Apart from the variations in tolex and grill cloth color, the design of the Concert Amp as it appeared in the first phase (1960s) was largely consistent. The speaker configuration remained 4-10" speakers usually made by either Jensen or Oxford (for the earlier models) as opposed to Utah or CTS (for the later models). The Concert joined the Fender Twin Amp, and Fender Vibrasonic as the only models with the more robust and expensive "large-iron" output transformers. Over this period, the Concert offered vibrato, bass and treble controls delivering approximately 40 watts of power. There is some variation within the circuit itself corresponding with the model updates for the Concert starting with the 5G12 (late 1959, early 1960) and continuing with the 6G12 (in late 1960, early 1961) and the 6G12-A by 1962 into 1963. The next year the Concert transitioned to the blackface circuit, labeled AB763. The most significant of these updates occurred between the 5G12 which had only 5 preamp tubes and the 6G12 which added another tube for a more pronounced vibrato and more clean headroom. Ironically, the earlier distortion point of the 5G12 was seen by the design team as a design flaw but has become desirable over the decades that followed.

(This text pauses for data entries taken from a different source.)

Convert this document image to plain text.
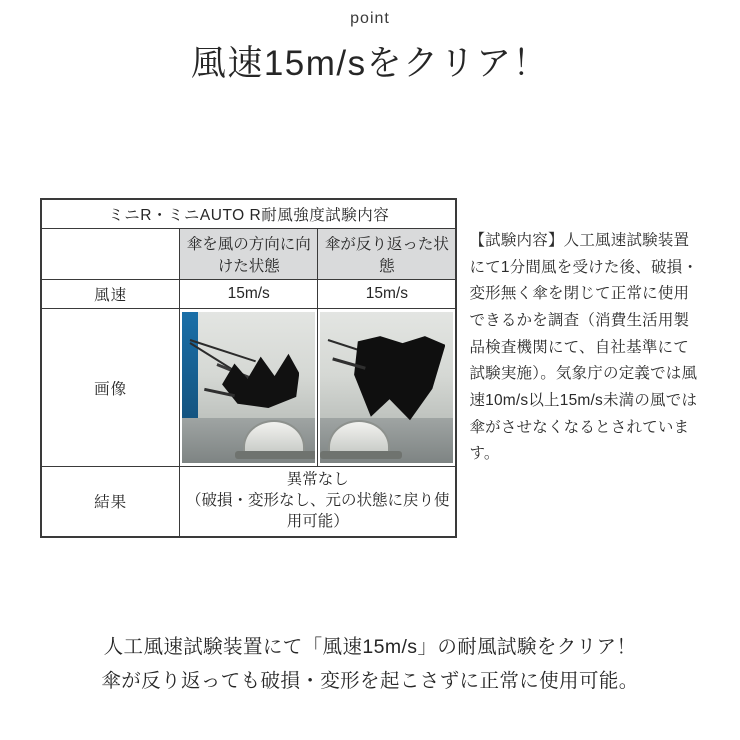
point
風速15m/sをクリア！
ミニR・ミニAUTO R耐風強度試験内容		
	傘を風の方向に向けた状態	傘が反り返った状態
風速	15m/s	15m/s
画像	

結果	異常なし
（破損・変形なし、元の状態に戻り使用可能）	
【試験内容】人工風速試験装置にて1分間風を受けた後、破損・変形無く傘を閉じて正常に使用できるかを調査（消費生活用製品検査機関にて、自社基準にて試験実施）。気象庁の定義では風速10m/s以上15m/s未満の風では傘がさせなくなるとされています。
人工風速試験装置にて「風速15m/s」の耐風試験をクリア！
傘が反り返っても破損・変形を起こさずに正常に使用可能。
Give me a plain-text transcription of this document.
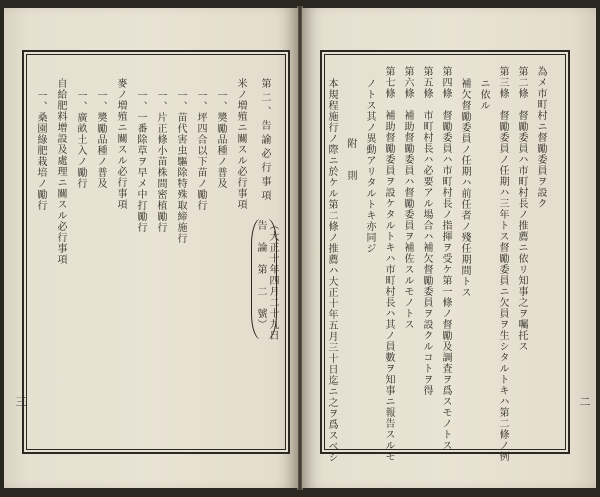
為メ市町村ニ督勵委員ヲ設ク
第二條　督勵委員ハ市町村長ノ推薦ニ依リ知事之ヲ囑托ス
第三條　督勵委員ノ任期ハ三年トス督勵委員ニ欠員ヲ生シタルトキハ第二條ノ例
ニ依ル
補欠督勵委員ノ任期ハ前任者ノ殘任期間トス
第四條　督勵委員ハ市町村長ノ指揮ヲ受ケ第一條ノ督勵及調査ヲ爲スモノトス
第五條　市町村長ハ必要アル場合ハ補欠督勵委員ヲ設クルコトヲ得
第六條　補助督勵委員ハ督勵委員ヲ補佐スルモノトス
第七條　補助督勵委員ヲ設ケタルトキハ市町村長ハ其ノ員數ヲ知事ニ報告スルモ
ノトス其ノ異動アリタルトキ亦同ジ
附　則
本規程施行ノ際ニ於ケル第二條ノ推薦ハ大正十年五月三十日迄ニ之ヲ爲スベシ	二
第二、告諭必行事項
（大正十年四月二十九日
告　論　第　二　號）
米ノ増殖ニ關スル必行事項
一、奬勵品種ノ普及
一、坪四合以下苗ノ勵行
一、苗代害虫驅除特殊取締施行
一、片正條小苗株間密植勵行
一、一番除草ヲ早メ中打勵行
麥ノ増殖ニ關スル必行事項
一、奬勵品種ノ普及
一、廣畝土入ノ勵行
自給肥料增設及處理ニ關スル必行事項
一、桑園綠肥栽培ノ勵行
三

==Phase II: The 1980s and 1990s==

The 1980s version of the Concert is considerably different than its 1960s sibling. Both were hand-wired, but the newer version was designed by Paul Rivera, who Fender hired to redesign a number of amp models during the decade. The new Concert put out 60 watts into a single 12" speaker, and featured both clean and overdrive channels, a standard channel switch pedal, and traditional tank reverb. The amp was tube (valve, in British English) powered, and featured five 12AX7s (including for gain recovery and reverb). Additionally, two 12AT7s are used for effects loop and the phase inverter and effects loop. Power output is driven through a pair of matched 6L6 power tubes.